31) dissolving copper sulfate or copper nitrate in pure water for later use;

32) adding the dissolved copper sulfate or copper nitrate water solution into the synthesized cubic zirconium phosphate carrier high-pressure reaction kettle, fully stirring, and reacting for 3 hours at the bath temperature of 120 ℃;

33) after reaction, carrying out suction filtration and washing, and removing impurity ions to obtain a cubic zirconium phosphate carrier containing copper ions;

(4) preparing silver-carrying ions:

41) dissolving silver nitrate in pure water for later use;

42) adding water into the washed carrier to prepare dispersion liquid;

43) adding the dissolved silver nitrate aqueous solution into the dispersion, heating to 65 ℃, and keeping the temperature for 2 hours;

44) fully washing the zirconium phosphate loaded with the silver ions by using pure water to wash out impurity ions;

(5) and (3) post-treatment of zirconium phosphate powder:

51) putting the washed zirconium phosphate into an oven, and drying at 120 ℃;

52) coarsely crushing the dried zirconium phosphate, and performing primary steam flow crushing;

53) placing the powder after the two-time crushing into a high-temperature electric furnace, roasting for 2 hours at 700 ℃, cooling to room temperature, and performing primary steam flow crushing to obtain copper-silver ion-loaded zirconium phosphate inorganic antibacterial powder;

54) packaging the copper-silver ion-loaded zirconium phosphate inorganic antibacterial powder.
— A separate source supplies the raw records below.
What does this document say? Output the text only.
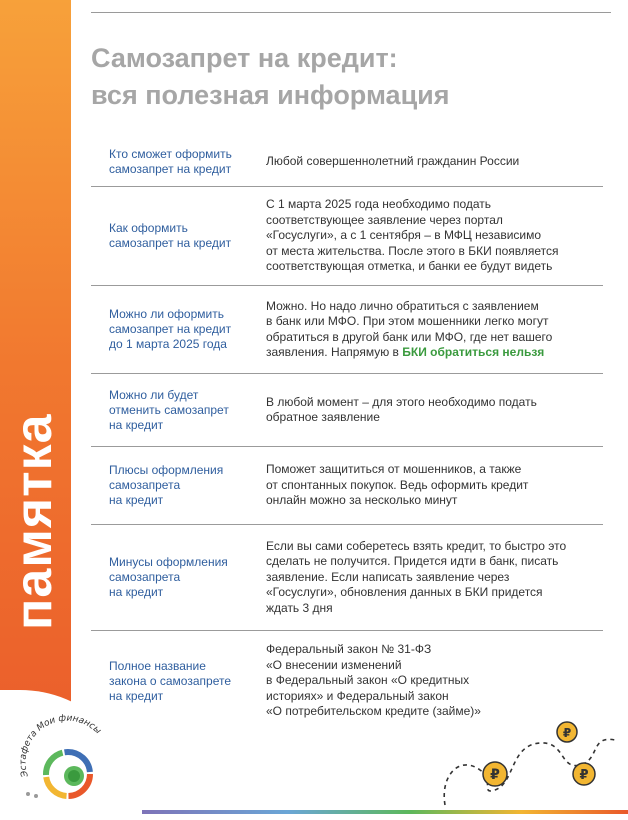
памятка
Самозапрет на кредит:
вся полезная информация
Кто сможет оформить
самозапрет на кредит
Любой совершеннолетний гражданин России
Как оформить
самозапрет на кредит
С 1 марта 2025 года необходимо подать
соответствующее заявление через портал
«Госуслуги», а с 1 сентября – в МФЦ независимо
от места жительства. После этого в БКИ появляется
соответствующая отметка, и банки ее будут видеть
Можно ли оформить
самозапрет на кредит
до 1 марта 2025 года
Можно. Но надо лично обратиться с заявлением
в банк или МФО. При этом мошенники легко могут
обратиться в другой банк или МФО, где нет вашего
заявления. Напрямую в БКИ обратиться нельзя
Можно ли будет
отменить самозапрет
на кредит
В любой момент – для этого необходимо подать
обратное заявление
Плюсы оформления
самозапрета
на кредит
Поможет защититься от мошенников, а также
от спонтанных покупок. Ведь оформить кредит
онлайн можно за несколько минут
Минусы оформления
самозапрета
на кредит
Если вы сами соберетесь взять кредит, то быстро это
сделать не получится. Придется идти в банк, писать
заявление. Если написать заявление через
«Госуслуги», обновления данных в БКИ придется
ждать 3 дня
Полное название
закона о самозапрете
на кредит
Федеральный закон № 31-ФЗ
«О внесении изменений
в Федеральный закон «О кредитных
историях» и Федеральный закон
«О потребительском кредите (займе)»
Эстафета Мои финансы	₽
₽	₽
Preferably, in the above technical scheme, the soluble phosphate is one or more of sodium dihydrogen phosphate, sodium hydrogen phosphate, trisodium phosphate, potassium dihydrogen phosphate and potassium phosphate.

Preferably, in the above technical scheme, the pH of the copper-silver ion-loaded inorganic antibacterial powder is 3-4, the powder contains 1% of copper ions and 2% of silver ions, and the side length of the cubic zirconium phosphate is less than 1 micron; the structural site Cu of the cubic zirconium phosphate carrier containing copper ions in the step (3)_zNa_xH_yZr₂(PO₄)₃·H₂O, wherein x + y + z is 1.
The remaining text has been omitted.